Chypre : litige autour de la ville fantôme de Varosha
Ersin Tatar, Premier ministre de la République de Chypre-Nord, non reconnue internationalement, a décidé jeudi d'ouvrir la promenade côtière de Varosha aux visiteurs. Une initiative perçue comme une provocation par Nicosie, car cette ville-fantôme, jadis une station balnéaire prisée, était majoritairement peuple de Chypriotes grecs avant l'invasion turque de 1974. Dans la partie de l'île occupée par la Turquie, des élections présidentielles ont lieu dimanche. Tatar est candidat face à son rival, le président sortant Mustafa Akıncı.
Une manœuvre électorale qui pourrait coûter cher
Hürriyet Daily News fait part de son incompréhension devant cette initiative :
«Il s'agit bien entendu de manœuvres désespérées de dernière minute entreprises par [le Premier ministre de Chypre-Nord, Ersin] Tatar pour tenter de remporter le prochain scrutin présidentiel. Pour le moment, seuls des groupes ultranationalistes et des partisans de l'UBP [le parti de Tatar] soutiennent la décision. ... Pourquoi prendre une initiative susceptible d'entraîner des réactions négatives à Chypre-Nord ? ... Les derniers sondages d'opinion indiquent que la part des électeurs indécis est de quasiment 40 pour cent. Les récents développements pourraient entraîner une participation plus élevée aux présidentielles de dimanche, ce qui serait de mauvais augure pour Tatar et ses partisans.»
Sauver la 'perle de la Méditerranée' de l'abandon
Cette mesure s'imposait depuis longtemps, fait valoir pour sa part le journaliste Cemal Akay dans Kıbrıs :
«Ces 46 dernières années, la ville est devenue le refuge des serpents, des scolopendres, des rongeurs et des nuisibles de tout genre. ... N'a-t-elle pas suffisamment souffert de l'oubli et de la ruine ? Comment justifier que l'on continue de cadenasser Maraş [nom turc de Varosha], jadis qualifiée de perle de la Méditerranée, de l'abandonner à son sort et de la soustraire à l'humanité ? La décision de rouvrir et de rénover la ville nous arrive très tardivement. Mais on s'en réjouit quand même, conformément à la maxime : 'mieux vaut tard que jamais'.»

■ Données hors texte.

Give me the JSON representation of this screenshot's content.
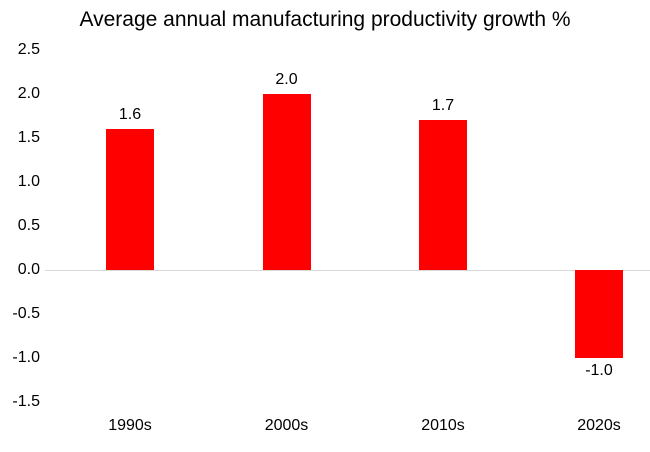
{
  "chart_data": {
    "type": "bar",
    "title": "Average annual manufacturing productivity growth %",
    "categories": [
      "1990s",
      "2000s",
      "2010s",
      "2020s"
    ],
    "values": [
      1.6,
      2.0,
      1.7,
      -1.0
    ],
    "data_labels": [
      "1.6",
      "2.0",
      "1.7",
      "-1.0"
    ],
    "xlabel": "",
    "ylabel": "",
    "y_ticks": [
      2.5,
      2.0,
      1.5,
      1.0,
      0.5,
      0.0,
      -0.5,
      -1.0,
      -1.5
    ],
    "y_tick_labels": [
      "2.5",
      "2.0",
      "1.5",
      "1.0",
      "0.5",
      "0.0",
      "-0.5",
      "-1.0",
      "-1.5"
    ],
    "ylim": [
      -1.5,
      2.5
    ],
    "grid": false,
    "legend": false,
    "colors": {
      "bar": "#FF0000",
      "zero_line": "#D9D9D9",
      "text": "#000000",
      "background": "#FFFFFF"
    }
  }
}
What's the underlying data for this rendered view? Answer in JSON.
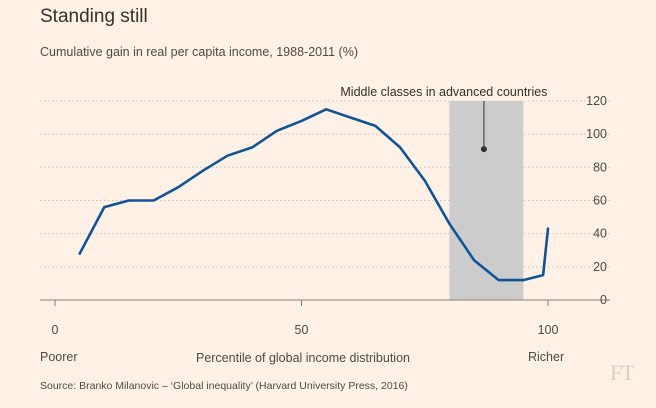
{
  "title": "Standing still",
  "subtitle": "Cumulative gain in real per capita income, 1988-2011 (%)",
  "x_left_label": "Poorer",
  "x_right_label": "Richer",
  "source": "Source: Branko Milanovic – ‘Global inequality’ (Harvard University Press, 2016)",
  "logo_text": "FT",
  "chart_data": {
    "type": "line",
    "title": "Standing still",
    "subtitle": "Cumulative gain in real per capita income, 1988-2011 (%)",
    "xlabel": "Percentile of global income distribution",
    "ylabel": "",
    "xlim": [
      0,
      100
    ],
    "ylim": [
      0,
      120
    ],
    "x_ticks": [
      0,
      50,
      100
    ],
    "y_ticks": [
      0,
      20,
      40,
      60,
      80,
      100,
      120
    ],
    "grid": true,
    "y_axis_side": "right",
    "line_color": "#0f5499",
    "series": [
      {
        "x": [
          5,
          10,
          15,
          20,
          25,
          30,
          35,
          40,
          45,
          50,
          55,
          60,
          65,
          70,
          75,
          80,
          85,
          90,
          95,
          99,
          100
        ],
        "values": [
          28,
          56,
          60,
          60,
          68,
          78,
          87,
          92,
          102,
          108,
          115,
          110,
          105,
          92,
          72,
          46,
          24,
          12,
          12,
          15,
          43
        ]
      }
    ],
    "highlight": {
      "x_range": [
        80,
        95
      ],
      "color": "#cccccc",
      "annotation": "Middle classes in advanced countries",
      "marker": [
        87,
        91
      ]
    }
  }
}
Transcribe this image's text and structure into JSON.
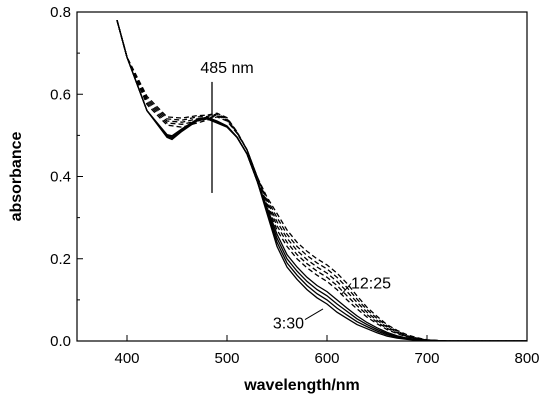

Nicosie est restée trop longtemps les bras croisés
Aristos Michaïlidis, journaliste à Phileleftheros, attire l'attention sur les erreurs du gouvernement chypriote :
«La mise en œuvre de la résolution 550 du Conseil de sécurité de l'ONU, laquelle impose à la Turquie de restituer aux Nations unies la ville de Famagouste [dont Varosha fait partie], est en souffrance depuis 1984. Quand avons-nous exercé une quelconque pression pour faire avancer ce dossier ? ... Quand avons-nous parlé, quand avons-nous informé, quand avons-nous qualifié la ville-fantôme de plus grande aberration de l'occupation ? Quand avons-nous mis en avant le bon sens face à cette absurdité ? Quand nous sommes-nous fixé une stratégie ? ... Nous nous sommes habitués à tout, nous avons tout accepté, et quand nous nous trouvons devant un fait accompli, nous ignorons comment réagir.»